In 2022, the Air Force Special Operations Command plans to test the amphibious MC-130J.


In 2022, the Air Force Special Operations Command plans to test the amphibious MC-130J.

The chief of Air Force Special Operations announced Monday that the MC-130J Hercules transport aircraft’s amphibious capability will be tested in 2022.

Lt. Gen. Jim Slife, commander of the Air Force Special Operations Command, told reporters at the annual Air Force Association’s Air Space and Cyber conference that the goal is to develop a “true amphibious” capability that can land on both sea and land, with a flying demonstration expected in late 2022.

Slife described the plan as a “experiment” to determine if it can be done, but said that if procurement and fielding go well, an MC-130J demonstration may happen in the next 15 months.

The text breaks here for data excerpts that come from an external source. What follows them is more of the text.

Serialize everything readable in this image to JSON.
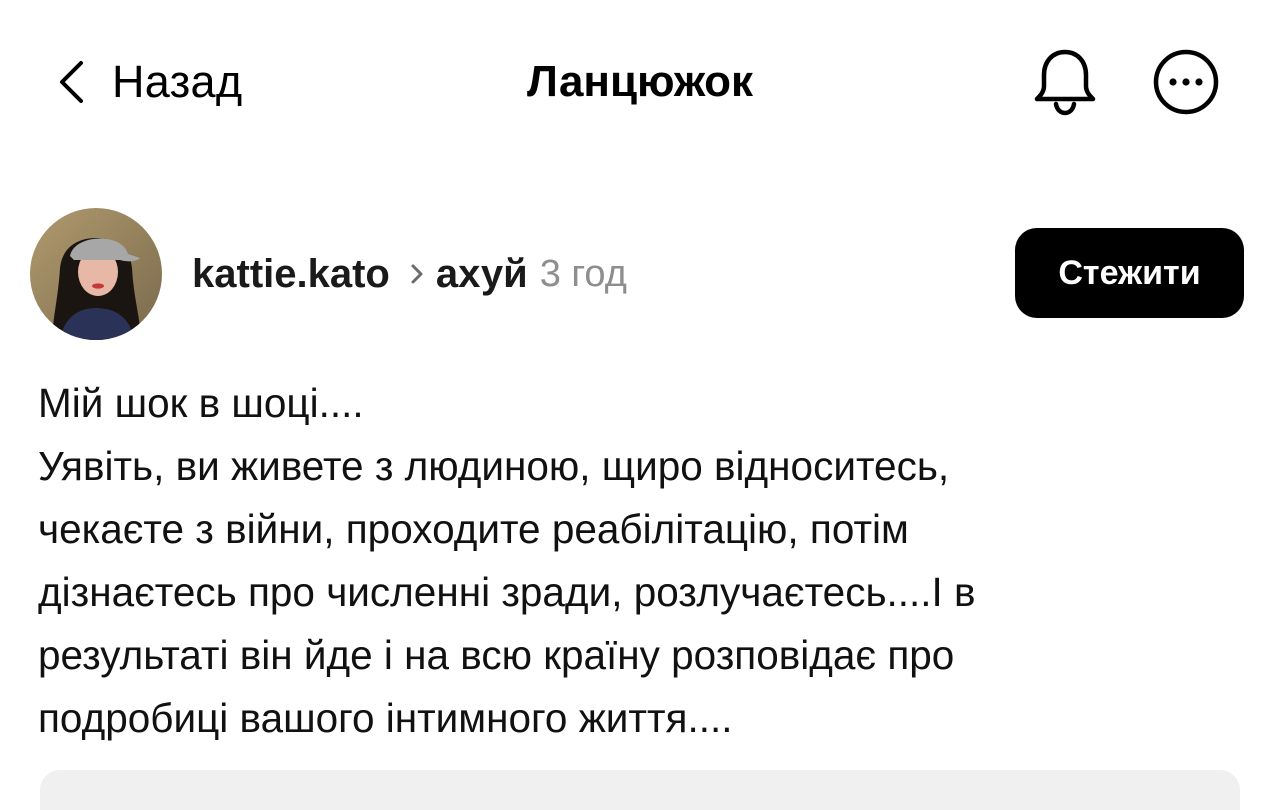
{
  "nav": {
    "back_label": "Назад",
    "title": "Ланцюжок",
    "icons": [
      "chevron-left-icon",
      "bell-icon",
      "more-icon"
    ]
  },
  "post": {
    "author": {
      "username": "kattie.kato",
      "avatar": "avatar"
    },
    "topic": "ахуй",
    "time": "3 год",
    "follow_label": "Стежити",
    "lines": [
      "Мій шок в шоці....",
      "Уявіть, ви живете з людиною, щиро відноситесь,",
      "чекаєте з війни, проходите реабілітацію, потім",
      "дізнаєтесь про численні зради, розлучаєтесь....І в",
      "результаті він йде і на всю країну розповідає про",
      "подробиці вашого інтимного життя...."
    ]
  },
  "colors": {
    "accent": "#000000",
    "text": "#111111",
    "muted": "#8e8e8e",
    "background": "#ffffff"
  }
}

At a roundtable with reporters, Slife said, “It would really be with a single airplane to prove that we can actually validate the models that we’ve built, to validate the data that we’ve predicted through the digital engineering thread, and then to make some decisions about where we want to go in terms of fielding the capability more broadly.”

Although the concept of an amphibious C-130 cargo plane isn’t new, AFSOC suggested earlier this year that it was gathering traction.

According to a news statement issued by the AFSOC last week, the amphibious MC-130J would be better fitted for the shift in focus to coastal zones and seaborne special operations.

As the military turns its focus from Afghanistan and Iraq to the Pacific, an amphibious platform is needed to improve capabilities in the Indo-Pacific, according to Slife.

“Our global regional focus has clearly shifted,” Slife added, noting that the region is characterized by large bodies of water that must be considered.

“Rather than wholesale, clean-sheet acquisition initiatives, we need to look at innovative and novel ways to employ the reasonably modernized fleet we already have,” Slife added.